A day like today, usually finds me in a state of confusion. I have to check several clocks to find the real time - which ones have been moved back that hour, which ones need to be done manually. Far be it for me to be sensible and change them all the night before as is routinely suggested. Apparently my cell phone and computer and VCR are good. The microwave, stove and car are too lazy to do it themselves and need my help. Damn, twice a year I have to relearn how to reconfigure this.
Today is also a day of thinking about the departed. My culture is one that does not celebrate death, or the rituals of death. This is also partly my family custom. We have no grave sites for visiting. The one grandparent who was alive when I was born died when I was 10. My father did not have much to do with his family, my mother's family were all in Scotland and I was a teenager before I ever met any of them. Death was not a part of my family until recently. We have been rather fortunate for that, but also extremely unprepared.

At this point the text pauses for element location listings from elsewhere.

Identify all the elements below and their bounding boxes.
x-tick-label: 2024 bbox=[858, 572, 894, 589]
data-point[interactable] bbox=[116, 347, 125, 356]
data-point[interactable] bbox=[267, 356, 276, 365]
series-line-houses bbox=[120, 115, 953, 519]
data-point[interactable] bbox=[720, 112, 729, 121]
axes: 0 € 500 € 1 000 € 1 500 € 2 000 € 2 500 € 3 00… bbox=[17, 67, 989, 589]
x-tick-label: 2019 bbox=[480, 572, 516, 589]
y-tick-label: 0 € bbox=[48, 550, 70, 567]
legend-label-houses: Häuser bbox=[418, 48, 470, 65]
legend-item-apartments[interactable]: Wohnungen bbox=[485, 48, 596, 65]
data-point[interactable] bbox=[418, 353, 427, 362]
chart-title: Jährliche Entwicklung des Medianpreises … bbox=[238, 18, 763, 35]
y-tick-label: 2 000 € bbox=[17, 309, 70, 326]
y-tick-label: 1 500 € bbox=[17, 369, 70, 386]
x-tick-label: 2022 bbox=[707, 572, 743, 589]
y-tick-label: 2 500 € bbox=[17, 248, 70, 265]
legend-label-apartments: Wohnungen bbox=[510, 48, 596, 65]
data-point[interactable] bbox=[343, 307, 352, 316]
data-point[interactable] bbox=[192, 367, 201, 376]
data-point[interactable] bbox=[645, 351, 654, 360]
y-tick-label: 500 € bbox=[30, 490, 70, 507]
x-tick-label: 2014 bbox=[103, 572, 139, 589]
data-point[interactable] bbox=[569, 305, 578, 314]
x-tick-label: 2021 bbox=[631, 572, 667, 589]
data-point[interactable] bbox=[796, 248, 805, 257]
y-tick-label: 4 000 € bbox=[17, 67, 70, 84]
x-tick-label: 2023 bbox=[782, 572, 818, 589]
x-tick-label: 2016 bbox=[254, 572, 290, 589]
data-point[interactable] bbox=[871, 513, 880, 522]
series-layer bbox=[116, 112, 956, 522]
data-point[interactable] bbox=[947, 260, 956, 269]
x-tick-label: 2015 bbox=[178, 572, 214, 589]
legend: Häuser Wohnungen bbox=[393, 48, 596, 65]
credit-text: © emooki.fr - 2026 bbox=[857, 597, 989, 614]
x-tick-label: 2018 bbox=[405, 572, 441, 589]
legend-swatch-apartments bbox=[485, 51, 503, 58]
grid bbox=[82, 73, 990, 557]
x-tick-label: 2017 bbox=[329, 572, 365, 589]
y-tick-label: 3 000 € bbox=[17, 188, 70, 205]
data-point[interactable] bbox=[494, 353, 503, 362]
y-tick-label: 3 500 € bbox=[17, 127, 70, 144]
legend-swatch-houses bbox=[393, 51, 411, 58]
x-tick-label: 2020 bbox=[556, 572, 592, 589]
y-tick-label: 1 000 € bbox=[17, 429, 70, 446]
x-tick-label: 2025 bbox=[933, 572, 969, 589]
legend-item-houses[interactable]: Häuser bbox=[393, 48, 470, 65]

I was looking up some references for writing this, specifically an excellent production shown on PBS (POV: a Family Undertaking) about different death customs in various cultures and got sidetracked into reading many articles surrounding rites and rituals and ceremonies and how they have changed over the years and centuries. How much we have distanced ourselves from death and from the dying. In some way I wish we had a Day of the Dead. I wish we had a communal gathering to remember; a communal place to remember.
Today was a service for remembering at the seniors home where my mother moved into 2 years ago. There have been many deaths in that home during this year, including my mother and three of her close friends. A part of me did not want to go. Another part of me was glad to go. Glad to be a part of the service just by being present. Glad that there was a service. Glad that it was a beautiful November day for it. Glad that, when one wished to look away, there were still golden and yellow leaves hanging on some of the trees just beyond the large windows.